Mourning has broken. Hearts are heavy with the news that the senior pastor of Coral Ridge Presbyterian Church has broken covenant with the wife of his youth. Assuredly, there are those from the spectator seats of the world cheering and jeering. But I suspect there are also those within the larger church who are entertaining a secret delight, whether it be out of envy or an “I told you so” attitude fueled by theological differences.
Here’s the statement released by the pastor to the Washington Post.
“I resigned from my position at Coral Ridge Presbyterian Church today due to ongoing marital issues. As many of you know, I returned from a trip a few months back and discovered that my wife was having an affair. Heartbroken and devastated, I informed our church leadership and requested a sabbatical to focus exclusively on my marriage and family. As her affair continued, we separated.
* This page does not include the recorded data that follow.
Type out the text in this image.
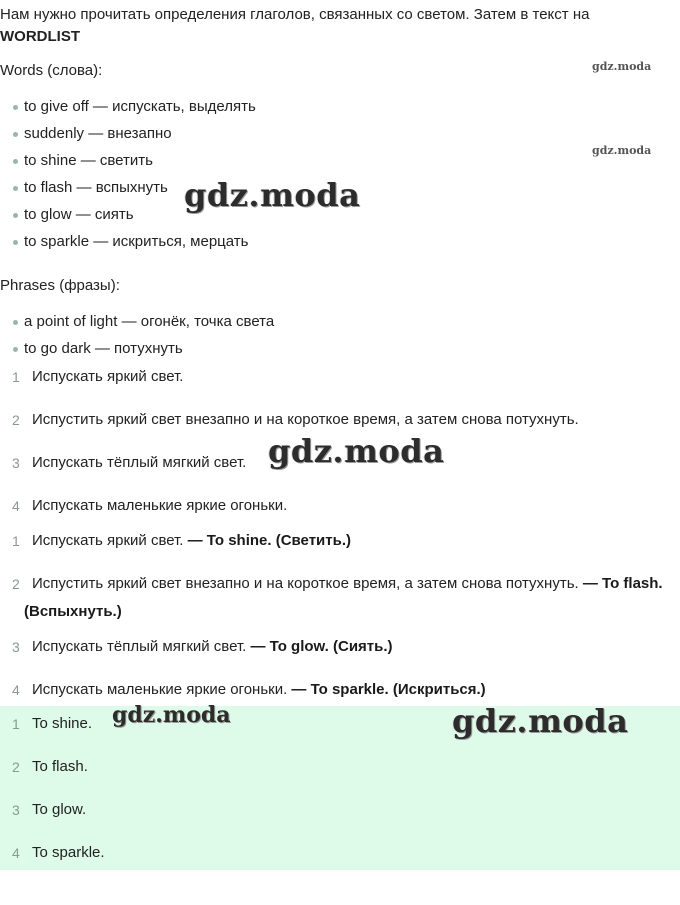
Нам нужно прочитать определения глаголов, связанных со светом. Затем в текст на
WORDLIST
Words (слова):
to give off — испускать, выделять
suddenly — внезапно
to shine — светить
to flash — вспыхнуть
to glow — сиять
to sparkle — искриться, мерцать
Phrases (фразы):
a point of light — огонёк, точка света
to go dark — потухнуть
1 Испускать яркий свет.
2 Испустить яркий свет внезапно и на короткое время, а затем снова потухнуть.
3 Испускать тёплый мягкий свет.
4 Испускать маленькие яркие огоньки.
1 Испускать яркий свет. — To shine. (Светить.)
2 Испустить яркий свет внезапно и на короткое время, а затем снова потухнуть. — To flash. (Вспыхнуть.)
3 Испускать тёплый мягкий свет. — To glow. (Сиять.)
4 Испускать маленькие яркие огоньки. — To sparkle. (Искриться.)
1 To shine.
2 To flash.
3 To glow.
4 To sparkle.
gdz.moda
gdz.moda
gdz.moda
gdz.moda
gdz.moda	gdz.moda
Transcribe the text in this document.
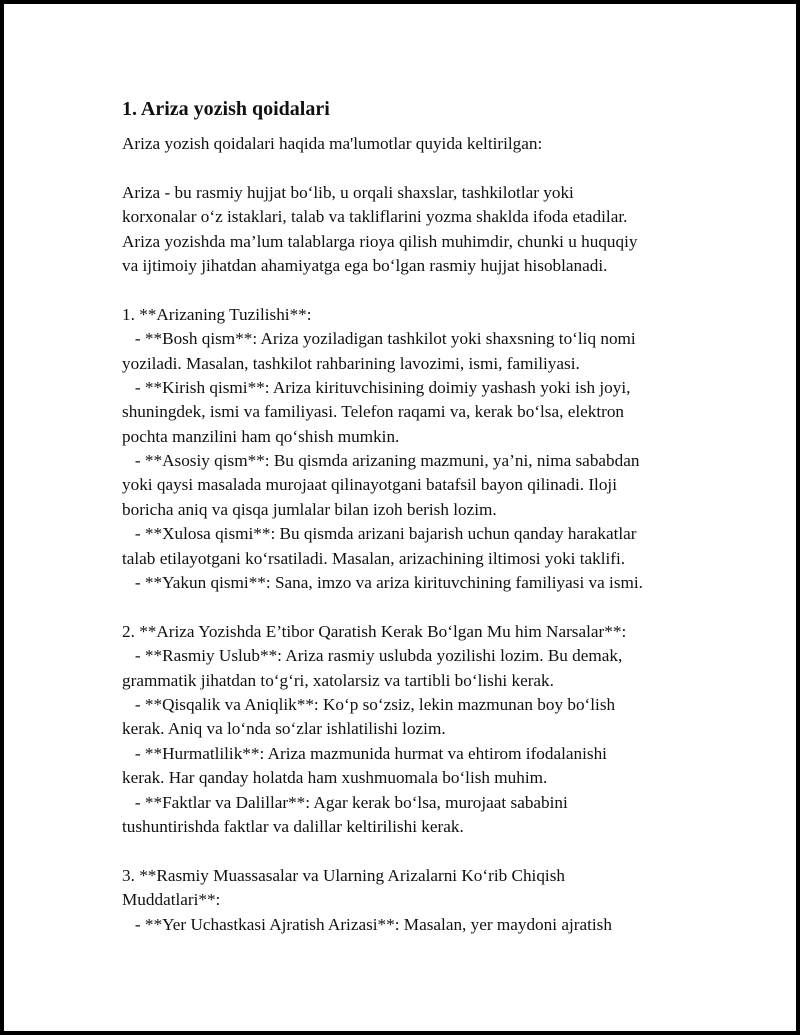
1. Ariza yozish qoidalari
Ariza yozish qoidalari haqida ma'lumotlar quyida keltirilgan:
Ariza - bu rasmiy hujjat bo‘lib, u orqali shaxslar, tashkilotlar yoki
korxonalar o‘z istaklari, talab va takliflarini yozma shaklda ifoda etadilar.
Ariza yozishda ma’lum talablarga rioya qilish muhimdir, chunki u huquqiy
va ijtimoiy jihatdan ahamiyatga ega bo‘lgan rasmiy hujjat hisoblanadi.
1. **Arizaning Tuzilishi**:
- **Bosh qism**: Ariza yoziladigan tashkilot yoki shaxsning to‘liq nomi
yoziladi. Masalan, tashkilot rahbarining lavozimi, ismi, familiyasi.
- **Kirish qismi**: Ariza kirituvchisining doimiy yashash yoki ish joyi,
shuningdek, ismi va familiyasi. Telefon raqami va, kerak bo‘lsa, elektron
pochta manzilini ham qo‘shish mumkin.
- **Asosiy qism**: Bu qismda arizaning mazmuni, ya’ni, nima sababdan
yoki qaysi masalada murojaat qilinayotgani batafsil bayon qilinadi. Iloji
boricha aniq va qisqa jumlalar bilan izoh berish lozim.
- **Xulosa qismi**: Bu qismda arizani bajarish uchun qanday harakatlar
talab etilayotgani ko‘rsatiladi. Masalan, arizachining iltimosi yoki taklifi.
- **Yakun qismi**: Sana, imzo va ariza kirituvchining familiyasi va ismi.
2. **Ariza Yozishda E’tibor Qaratish Kerak Bo‘lgan Mu him Narsalar**:
- **Rasmiy Uslub**: Ariza rasmiy uslubda yozilishi lozim. Bu demak,
grammatik jihatdan to‘g‘ri, xatolarsiz va tartibli bo‘lishi kerak.
- **Qisqalik va Aniqlik**: Ko‘p so‘zsiz, lekin mazmunan boy bo‘lish
kerak. Aniq va lo‘nda so‘zlar ishlatilishi lozim.
- **Hurmatlilik**: Ariza mazmunida hurmat va ehtirom ifodalanishi
kerak. Har qanday holatda ham xushmuomala bo‘lish muhim.
- **Faktlar va Dalillar**: Agar kerak bo‘lsa, murojaat sababini
tushuntirishda faktlar va dalillar keltirilishi kerak.
3. **Rasmiy Muassasalar va Ularning Arizalarni Ko‘rib Chiqish
Muddatlari**:
- **Yer Uchastkasi Ajratish Arizasi**: Masalan, yer maydoni ajratish
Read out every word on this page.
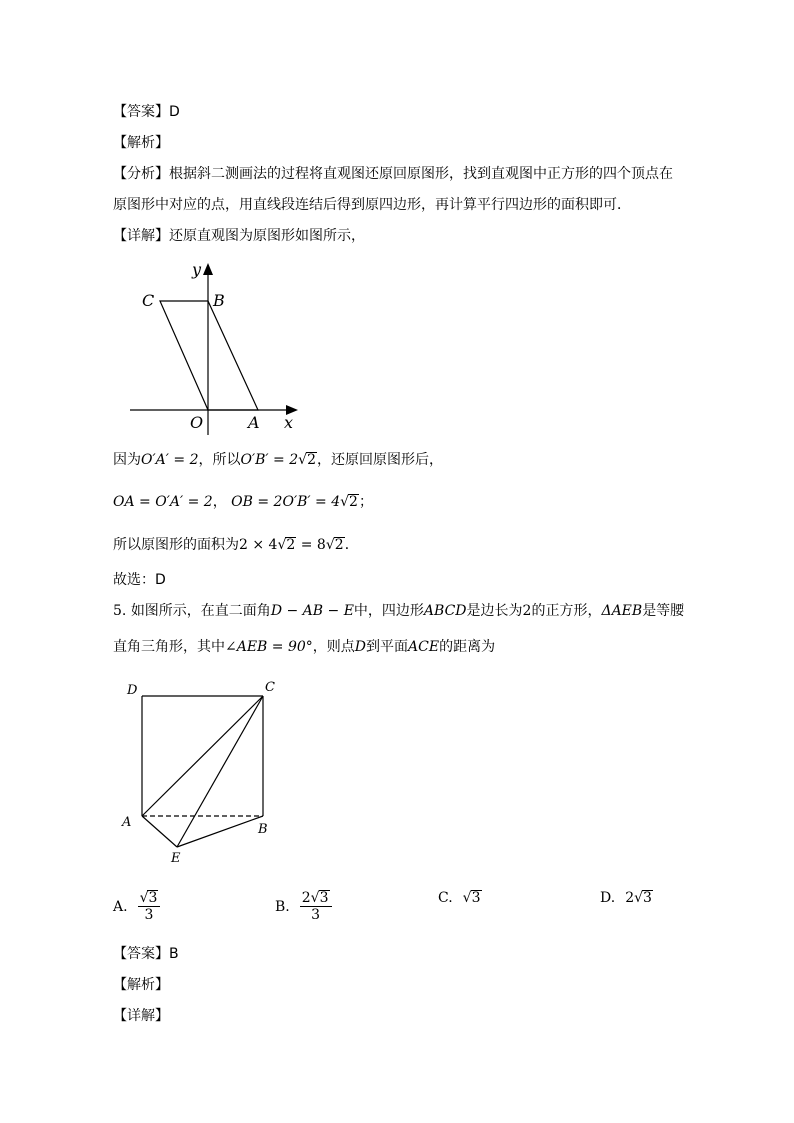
【答案】D
【解析】
【分析】根据斜二测画法的过程将直观图还原回原图形，找到直观图中正方形的四个顶点在
原图形中对应的点，用直线段连结后得到原四边形，再计算平行四边形的面积即可．
【详解】还原直观图为原图形如图所示，
y
x
O	A
B
C
因为O′A′ = 2，所以O′B′ = 2√2，还原回原图形后，
OA = O′A′ = 2， OB = 2O′B′ = 4√2；
所以原图形的面积为2 × 4√2 = 8√2．
故选：D
5. 如图所示，在直二面角D − AB − E中，四边形ABCD是边长为2的正方形，ΔAEB是等腰
直角三角形，其中∠AEB = 90°，则点D到平面ACE的距离为
D	C
A	B
E
A. $\frac{√3}{3}$	B. $\frac{2√3}{3}$	C. √3	D. 2√3
【答案】B
【解析】
【详解】
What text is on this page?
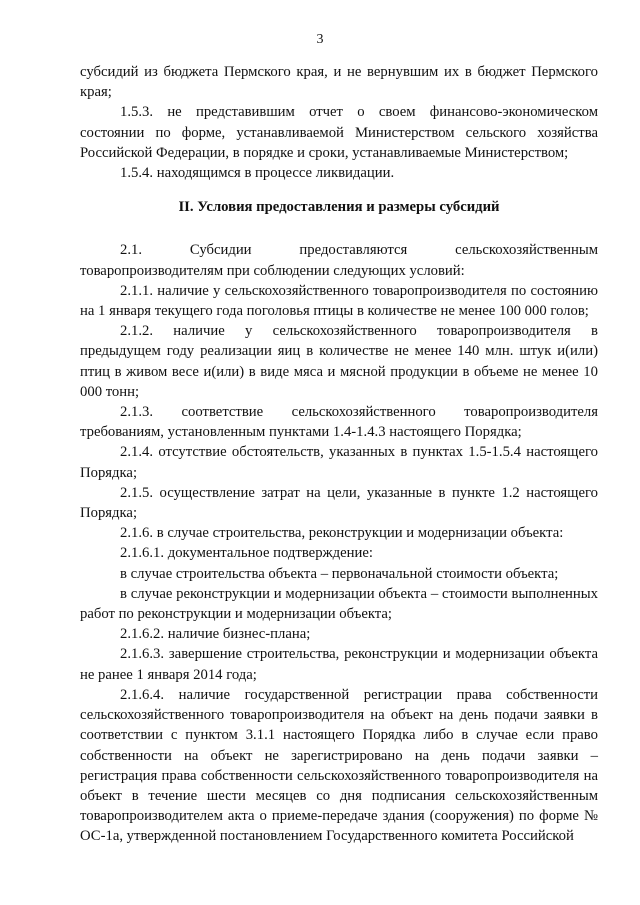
3

субсидий из бюджета Пермского края, и не вернувшим их в бюджет Пермского края;

1.5.3. не представившим отчет о своем финансово-экономическом состоянии по форме, устанавливаемой Министерством сельского хозяйства Российской Федерации, в порядке и сроки, устанавливаемые Министерством;

1.5.4. находящимся в процессе ликвидации.

II. Условия предоставления и размеры субсидий

2.1. Субсидии предоставляются сельскохозяйственным товаропроизводителям при соблюдении следующих условий:

2.1.1. наличие у сельскохозяйственного товаропроизводителя по состоянию на 1 января текущего года поголовья птицы в количестве не менее 100 000 голов;

2.1.2. наличие у сельскохозяйственного товаропроизводителя в предыдущем году реализации яиц в количестве не менее 140 млн. штук и(или) птиц в живом весе и(или) в виде мяса и мясной продукции в объеме не менее 10 000 тонн;

2.1.3. соответствие сельскохозяйственного товаропроизводителя требованиям, установленным пунктами 1.4-1.4.3 настоящего Порядка;

2.1.4. отсутствие обстоятельств, указанных в пунктах 1.5-1.5.4 настоящего Порядка;

2.1.5. осуществление затрат на цели, указанные в пункте 1.2 настоящего Порядка;

2.1.6. в случае строительства, реконструкции и модернизации объекта:

2.1.6.1. документальное подтверждение:

в случае строительства объекта – первоначальной стоимости объекта;

в случае реконструкции и модернизации объекта – стоимости выполненных работ по реконструкции и модернизации объекта;

2.1.6.2. наличие бизнес-плана;

2.1.6.3. завершение строительства, реконструкции и модернизации объекта не ранее 1 января 2014 года;

2.1.6.4. наличие государственной регистрации права собственности сельскохозяйственного товаропроизводителя на объект на день подачи заявки в соответствии с пунктом 3.1.1 настоящего Порядка либо в случае если право собственности на объект не зарегистрировано на день подачи заявки – регистрация права собственности сельскохозяйственного товаропроизводителя на объект в течение шести месяцев со дня подписания сельскохозяйственным товаропроизводителем акта о приеме-передаче здания (сооружения) по форме № ОС-1а, утвержденной постановлением Государственного комитета Российской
Sadly and embarrassingly, I subsequently sought comfort in a friend and developed an inappropriate relationship myself. Last week I was approached by our church leaders and they asked me about my own affair. I admitted to it and it was decided that the best course of action would be for me to resign. Both my wife and I are heartbroken over our actions and we ask you to pray for us and our family that God would give us the grace we need to weather this heart wrenching storm. We are amazingly grateful for the team of men and women who are committed to walking this difficult path with us. Please pray for the healing of deep wounds and we kindly ask that you respect our privacy.”
I have a mixed reaction to his statement. I laud the pastor outing himself in his adultery, but I cannot say the same about him outing his wife. It smacks of “The woman you gave to be with me, she gave me fruit of the tree, and I ate.”
Confession, however, is biblical, appropriate and necessary. David, a man after God’s own heart, found forgiveness for his adultery, compounded as it was by deceit and murder. Jesus came not for the righteous but the sinner. Confession owns up to being a sinner and an absolute need for the cleansing blood of Jesus Christ.
David speaks of coming out in Psalm 32. “I acknowledged my sin to you, and I did not cover my iniquity; I said, “I will confess my transgressions to the LORD,” and you forgave the iniquity of my sin” (Psalm 32:5). The gospel invites us to out ourselves, to be honest about our sin, to find forgiveness and healing.
I am not so naïve to think I understand much of anything from a press release, and that by one party. Only God knows whether the expression of regret proceeds from godly sorrow or the mourning of being caught. But I know that the gospel is not at stake and that it remains God’s remedy for sin’s guilt and power. I also know that we as the body of Christ need to pray against the efforts of the evil one to do harm to Christ’s sheep and the witness of His church.
No one who knows his own heart will be surprised at the sin of others. While we should not sin that grace might abound, we do want to hear Jesus’ grace-infused words to the woman caught in adultery: “Neither do I condemn you; go, and from now on sin no more” (John 8:11).
As for what happens next in the life of this pastor, let us pray, remembering for whose kingdom we contend.